L’équilibre par le détachement
Les références à la force morale des personnages empruntés à des épopées indiennes sont renforcées par l’évocation des râgas dans le roman. Ces mélodies indiennes interprétées à des heures particulières de la journée vont apaiser la révolte intérieure de Kumudini, dans un moment de profond désarroi, la délivrant de tous les liens éphémères qui la relient aux autres pour la transporter vers quelque chose de plus éternel, le détachement. Cette forme de libération au nom de la tradition lui est proposée par son frère aîné à un moment où elle doit faire un choix décisif pour sa vie et assumer une nouvelle responsabilité.

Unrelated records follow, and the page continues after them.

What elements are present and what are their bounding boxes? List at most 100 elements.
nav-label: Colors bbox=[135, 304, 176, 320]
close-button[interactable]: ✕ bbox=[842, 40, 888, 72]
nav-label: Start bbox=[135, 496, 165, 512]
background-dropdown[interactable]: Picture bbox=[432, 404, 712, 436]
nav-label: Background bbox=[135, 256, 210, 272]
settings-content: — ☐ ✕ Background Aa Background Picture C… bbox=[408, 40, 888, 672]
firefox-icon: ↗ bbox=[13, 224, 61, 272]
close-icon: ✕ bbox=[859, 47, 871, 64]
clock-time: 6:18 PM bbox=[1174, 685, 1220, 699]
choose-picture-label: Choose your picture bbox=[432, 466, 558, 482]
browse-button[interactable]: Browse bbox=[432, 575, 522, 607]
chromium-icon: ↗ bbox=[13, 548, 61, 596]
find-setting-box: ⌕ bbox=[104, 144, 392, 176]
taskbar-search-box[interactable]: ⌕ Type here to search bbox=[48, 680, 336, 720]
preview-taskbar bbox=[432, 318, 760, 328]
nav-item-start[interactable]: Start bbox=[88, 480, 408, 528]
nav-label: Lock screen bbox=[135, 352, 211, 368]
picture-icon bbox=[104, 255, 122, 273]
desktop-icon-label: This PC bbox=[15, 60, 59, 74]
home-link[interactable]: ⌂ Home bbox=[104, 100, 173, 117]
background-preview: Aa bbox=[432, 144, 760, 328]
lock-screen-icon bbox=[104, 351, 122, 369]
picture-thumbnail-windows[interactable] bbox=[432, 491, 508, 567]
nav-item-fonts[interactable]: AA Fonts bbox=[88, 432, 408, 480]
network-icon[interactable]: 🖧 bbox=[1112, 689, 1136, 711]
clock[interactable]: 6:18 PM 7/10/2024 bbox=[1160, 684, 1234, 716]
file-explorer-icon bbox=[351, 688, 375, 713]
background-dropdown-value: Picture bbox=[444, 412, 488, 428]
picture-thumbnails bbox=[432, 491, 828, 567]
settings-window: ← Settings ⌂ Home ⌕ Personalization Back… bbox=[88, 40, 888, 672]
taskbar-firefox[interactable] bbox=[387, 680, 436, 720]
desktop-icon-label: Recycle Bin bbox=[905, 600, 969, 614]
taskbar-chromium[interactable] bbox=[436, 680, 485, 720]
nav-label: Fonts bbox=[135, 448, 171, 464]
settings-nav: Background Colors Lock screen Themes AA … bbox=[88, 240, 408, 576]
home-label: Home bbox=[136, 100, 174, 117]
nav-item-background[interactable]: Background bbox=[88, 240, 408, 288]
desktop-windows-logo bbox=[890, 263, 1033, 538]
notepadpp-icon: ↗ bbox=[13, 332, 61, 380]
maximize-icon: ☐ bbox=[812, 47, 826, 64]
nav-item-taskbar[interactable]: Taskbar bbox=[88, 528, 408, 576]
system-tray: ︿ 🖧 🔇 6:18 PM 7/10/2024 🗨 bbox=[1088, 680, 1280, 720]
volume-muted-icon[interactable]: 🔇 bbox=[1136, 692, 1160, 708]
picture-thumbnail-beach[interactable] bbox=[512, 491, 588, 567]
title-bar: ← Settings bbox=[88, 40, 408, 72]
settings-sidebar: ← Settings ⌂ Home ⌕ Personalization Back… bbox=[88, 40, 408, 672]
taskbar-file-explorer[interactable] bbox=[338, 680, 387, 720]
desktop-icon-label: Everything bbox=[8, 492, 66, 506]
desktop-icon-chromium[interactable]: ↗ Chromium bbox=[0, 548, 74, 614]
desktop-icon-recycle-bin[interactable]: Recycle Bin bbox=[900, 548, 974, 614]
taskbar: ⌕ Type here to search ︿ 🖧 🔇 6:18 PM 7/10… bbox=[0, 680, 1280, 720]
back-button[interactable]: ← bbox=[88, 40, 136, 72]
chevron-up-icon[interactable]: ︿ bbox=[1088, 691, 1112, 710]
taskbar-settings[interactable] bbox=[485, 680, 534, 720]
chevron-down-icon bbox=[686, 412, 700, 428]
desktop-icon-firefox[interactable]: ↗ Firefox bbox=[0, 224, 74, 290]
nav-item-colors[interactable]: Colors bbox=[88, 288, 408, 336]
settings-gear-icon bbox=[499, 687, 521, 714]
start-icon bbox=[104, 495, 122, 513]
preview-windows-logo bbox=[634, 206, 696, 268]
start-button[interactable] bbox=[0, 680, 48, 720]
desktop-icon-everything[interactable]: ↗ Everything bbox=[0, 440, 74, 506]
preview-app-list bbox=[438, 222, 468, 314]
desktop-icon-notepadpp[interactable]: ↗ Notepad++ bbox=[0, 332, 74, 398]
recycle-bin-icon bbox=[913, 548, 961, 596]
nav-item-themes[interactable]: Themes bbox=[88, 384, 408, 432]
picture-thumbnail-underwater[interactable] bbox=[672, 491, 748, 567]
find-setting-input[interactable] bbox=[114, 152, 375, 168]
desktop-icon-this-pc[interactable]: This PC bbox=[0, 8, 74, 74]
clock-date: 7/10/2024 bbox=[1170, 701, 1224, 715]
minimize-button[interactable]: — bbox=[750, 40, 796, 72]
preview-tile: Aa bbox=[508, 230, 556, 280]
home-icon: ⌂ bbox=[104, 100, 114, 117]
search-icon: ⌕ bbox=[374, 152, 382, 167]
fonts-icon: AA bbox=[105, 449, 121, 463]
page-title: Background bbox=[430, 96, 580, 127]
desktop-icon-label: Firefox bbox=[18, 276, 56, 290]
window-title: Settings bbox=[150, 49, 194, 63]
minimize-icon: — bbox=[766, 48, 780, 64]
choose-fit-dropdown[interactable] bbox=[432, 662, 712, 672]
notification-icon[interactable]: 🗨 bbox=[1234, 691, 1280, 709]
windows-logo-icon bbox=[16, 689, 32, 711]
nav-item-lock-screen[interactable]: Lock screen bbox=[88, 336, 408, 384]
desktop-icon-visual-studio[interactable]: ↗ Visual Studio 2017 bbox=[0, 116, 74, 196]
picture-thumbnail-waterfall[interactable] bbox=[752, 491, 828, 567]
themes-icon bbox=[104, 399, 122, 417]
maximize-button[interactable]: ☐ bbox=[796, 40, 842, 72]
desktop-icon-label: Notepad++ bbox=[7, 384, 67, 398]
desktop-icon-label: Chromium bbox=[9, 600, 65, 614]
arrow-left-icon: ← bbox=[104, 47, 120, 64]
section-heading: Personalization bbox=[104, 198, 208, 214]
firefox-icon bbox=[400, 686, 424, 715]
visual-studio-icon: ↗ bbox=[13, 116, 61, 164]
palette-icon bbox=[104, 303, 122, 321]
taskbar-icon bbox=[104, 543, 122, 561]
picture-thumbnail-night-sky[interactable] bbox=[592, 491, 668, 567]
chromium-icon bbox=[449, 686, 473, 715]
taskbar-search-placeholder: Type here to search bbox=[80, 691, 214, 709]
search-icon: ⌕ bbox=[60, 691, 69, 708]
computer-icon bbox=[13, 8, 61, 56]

Chacun a un devoir à accomplir dans son rapport avec la société et au sein de sa famille. Trouver un équilibre, même fragile, en s’appuyant sur ses ressources profondes et son héritage culturel semble être la solution pour Kumudini qui essaiera d’assumer son prénom dans toute sa plénitude, la « fleur de lotus épanouie » au cœur de la complexité des « relations humaines », Yogayog.
Ce roman très émouvant de Tagore souligne l’actualité du thème de la femme opprimée, souhaitant se libérer au sein d’une société en constante évolution. Défenseur de la condition féminine, Tagore nous livre quelques clés pour découvrir la richesse intérieure de la femme qui n’est ni seule ni démunie. Kumudini nous éclaire sur les valeurs humaines, la marque des traditions millénaires sur l’homme ainsi que la foi de la femme en sa force intérieure. Ce précieux legs littéraire mérite d’être apprécié à la lumière de la multiplicité des références symboliques. Pourrait-on y entrevoir une certaine forme de libération pour l’épanouissement de la femme ?
- Rabindranath Tagore, Kumudini, (traduit par France Bhattacharya), Paris, Ed. Zulma, 2013. Cet ouvrage a été publié à l’occasion du centenaire du prix Nobel de littérature attribué à Tagore.